12 Ekim tarihinde hem adliye hem şeker kamışı çalışanlarına destek vermek ve hem de kendi sorunlarını gözler önüne sermek için 45 bin kişilik yerli halk 100 km’lik büyük yürüyüşe geçti. Yürüyüşe devletin silahlı güçleri saldırdı. Ölümler, yaralanmalar yaşandı. Sonunda hedefe ulaşıldı. Bu yazıyı kaleme aldığımız günlerde de, 100 hektarlık bir üniversite binasının 24 hektarındaki çadırlarında Uribe ile konuşmayı bekliyorlar.
100 bine yakın şeker kamışı, adliye personeli grevde, yerli halklar sokaklarda ve bu kadar büyük bir kitlenin eylemleri basında hak ettiği yeri bulmuyor. Korkunç bir boyalı burjuva basını sansürü ile karşı karşıyayız. Kolombiya’da zaten bir söz varmış. Basın ancak 10 yıl sonra bir haberi verirmiş.
Adliye Çalışanları
3 Eylül’de greve çıkan 32 bin adliye personeli neredeyse 2 aydır hala işlerine dönmediler. Taleplerinin karşılanması için başarı ile direniyorlar. Adaletin tarafsızlığının güvence altına alınmasını istiyorlar. Kolombiya gibi devlet başkanının bile kokain çetesi, paramiliter güçler ile işbirliği yaptığı ülkede adaletin tarafsız olabileceğini düşünmek saflıktır. Adli personel açısından tarafsızlık hayati bir önem taşıyor. Bu taleple direniyorlar.

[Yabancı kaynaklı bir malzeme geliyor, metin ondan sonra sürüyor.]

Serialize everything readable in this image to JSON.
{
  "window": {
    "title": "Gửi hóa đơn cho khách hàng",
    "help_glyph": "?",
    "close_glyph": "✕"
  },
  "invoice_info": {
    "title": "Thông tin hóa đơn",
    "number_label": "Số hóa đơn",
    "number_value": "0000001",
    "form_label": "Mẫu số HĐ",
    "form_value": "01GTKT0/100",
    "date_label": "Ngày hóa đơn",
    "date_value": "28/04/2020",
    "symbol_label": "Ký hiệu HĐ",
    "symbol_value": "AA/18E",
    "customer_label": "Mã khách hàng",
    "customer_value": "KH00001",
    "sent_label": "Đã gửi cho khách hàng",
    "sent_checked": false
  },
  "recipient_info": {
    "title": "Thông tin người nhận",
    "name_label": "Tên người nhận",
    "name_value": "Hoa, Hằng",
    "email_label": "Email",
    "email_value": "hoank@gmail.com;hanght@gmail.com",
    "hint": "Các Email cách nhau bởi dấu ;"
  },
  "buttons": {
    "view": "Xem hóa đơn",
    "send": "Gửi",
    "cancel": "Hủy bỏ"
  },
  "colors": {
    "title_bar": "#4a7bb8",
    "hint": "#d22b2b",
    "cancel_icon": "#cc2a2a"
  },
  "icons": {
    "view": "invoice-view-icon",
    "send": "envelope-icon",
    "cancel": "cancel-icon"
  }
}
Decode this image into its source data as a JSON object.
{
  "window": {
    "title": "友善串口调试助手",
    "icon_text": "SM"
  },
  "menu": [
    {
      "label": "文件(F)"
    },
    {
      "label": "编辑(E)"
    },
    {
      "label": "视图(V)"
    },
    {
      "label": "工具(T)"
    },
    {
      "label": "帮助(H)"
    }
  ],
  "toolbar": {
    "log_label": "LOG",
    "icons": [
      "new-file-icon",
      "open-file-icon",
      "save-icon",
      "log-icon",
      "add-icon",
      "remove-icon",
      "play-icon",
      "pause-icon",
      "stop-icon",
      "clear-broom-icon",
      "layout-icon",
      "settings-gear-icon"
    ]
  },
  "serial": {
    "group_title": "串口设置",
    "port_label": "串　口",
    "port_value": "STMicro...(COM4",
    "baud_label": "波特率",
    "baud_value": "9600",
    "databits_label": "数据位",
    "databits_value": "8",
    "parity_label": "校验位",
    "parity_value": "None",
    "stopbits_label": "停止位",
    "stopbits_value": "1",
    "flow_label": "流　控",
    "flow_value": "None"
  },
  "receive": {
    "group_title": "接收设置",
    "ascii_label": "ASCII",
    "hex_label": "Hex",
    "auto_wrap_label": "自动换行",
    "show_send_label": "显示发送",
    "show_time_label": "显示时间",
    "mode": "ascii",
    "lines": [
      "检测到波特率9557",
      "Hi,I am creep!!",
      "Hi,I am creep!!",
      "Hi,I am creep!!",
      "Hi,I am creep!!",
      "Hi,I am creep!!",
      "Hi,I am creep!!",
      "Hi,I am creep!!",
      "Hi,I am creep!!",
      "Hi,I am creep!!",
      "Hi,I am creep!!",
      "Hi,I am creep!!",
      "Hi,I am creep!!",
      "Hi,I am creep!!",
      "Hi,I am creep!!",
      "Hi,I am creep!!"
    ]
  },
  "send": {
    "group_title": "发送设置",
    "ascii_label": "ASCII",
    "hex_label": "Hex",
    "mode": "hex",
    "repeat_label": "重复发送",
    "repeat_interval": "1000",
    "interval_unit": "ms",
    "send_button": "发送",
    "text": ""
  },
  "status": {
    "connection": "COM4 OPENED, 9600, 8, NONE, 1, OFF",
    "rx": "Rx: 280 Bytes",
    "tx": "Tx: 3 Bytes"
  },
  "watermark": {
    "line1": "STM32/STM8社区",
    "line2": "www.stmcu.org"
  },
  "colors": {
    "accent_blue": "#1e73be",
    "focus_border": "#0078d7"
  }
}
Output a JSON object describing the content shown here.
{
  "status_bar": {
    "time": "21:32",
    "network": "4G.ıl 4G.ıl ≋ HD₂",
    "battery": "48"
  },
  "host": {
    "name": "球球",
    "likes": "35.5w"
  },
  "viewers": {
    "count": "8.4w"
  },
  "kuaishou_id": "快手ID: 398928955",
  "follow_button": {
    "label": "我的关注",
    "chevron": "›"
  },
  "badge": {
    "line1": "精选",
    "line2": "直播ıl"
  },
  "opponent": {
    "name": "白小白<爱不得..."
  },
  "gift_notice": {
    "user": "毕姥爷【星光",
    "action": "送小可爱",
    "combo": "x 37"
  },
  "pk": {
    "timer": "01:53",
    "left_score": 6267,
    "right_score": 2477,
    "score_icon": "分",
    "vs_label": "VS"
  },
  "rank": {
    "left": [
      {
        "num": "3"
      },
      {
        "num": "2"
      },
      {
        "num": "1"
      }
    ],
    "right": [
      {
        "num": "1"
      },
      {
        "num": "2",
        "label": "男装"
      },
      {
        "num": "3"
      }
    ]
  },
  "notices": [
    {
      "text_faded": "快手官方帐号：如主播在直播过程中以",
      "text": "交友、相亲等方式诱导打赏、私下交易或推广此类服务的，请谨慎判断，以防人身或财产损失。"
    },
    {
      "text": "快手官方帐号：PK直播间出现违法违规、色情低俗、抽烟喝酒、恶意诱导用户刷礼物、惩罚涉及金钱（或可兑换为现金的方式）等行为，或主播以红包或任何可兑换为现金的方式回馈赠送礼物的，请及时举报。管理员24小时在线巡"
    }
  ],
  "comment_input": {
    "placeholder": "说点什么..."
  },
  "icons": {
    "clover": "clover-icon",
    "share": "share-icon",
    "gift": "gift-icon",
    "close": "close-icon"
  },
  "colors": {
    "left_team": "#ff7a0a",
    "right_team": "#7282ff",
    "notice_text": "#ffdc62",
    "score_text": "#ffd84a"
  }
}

Adli personel 1992 yılında çıkarılan yasanın hayata geçirilmesini de talep ediyor. Bu yasa ücretleri düzenleyerek adliye çalışanlarına toplam 260 milyon dolarlık bir zam verilmesini öngörüyor. Yıllardır yasa hayata geçirilmemiş. Çalışanlar yasada kabul edilen zammı daha hiç almamışlar. Adli personelin yasaların uygulanması için gösteri yapıyor olmasının kendisi bile Kolombiya’da işlerin nasıl çığırından çıkmış olduğunun göstergesi.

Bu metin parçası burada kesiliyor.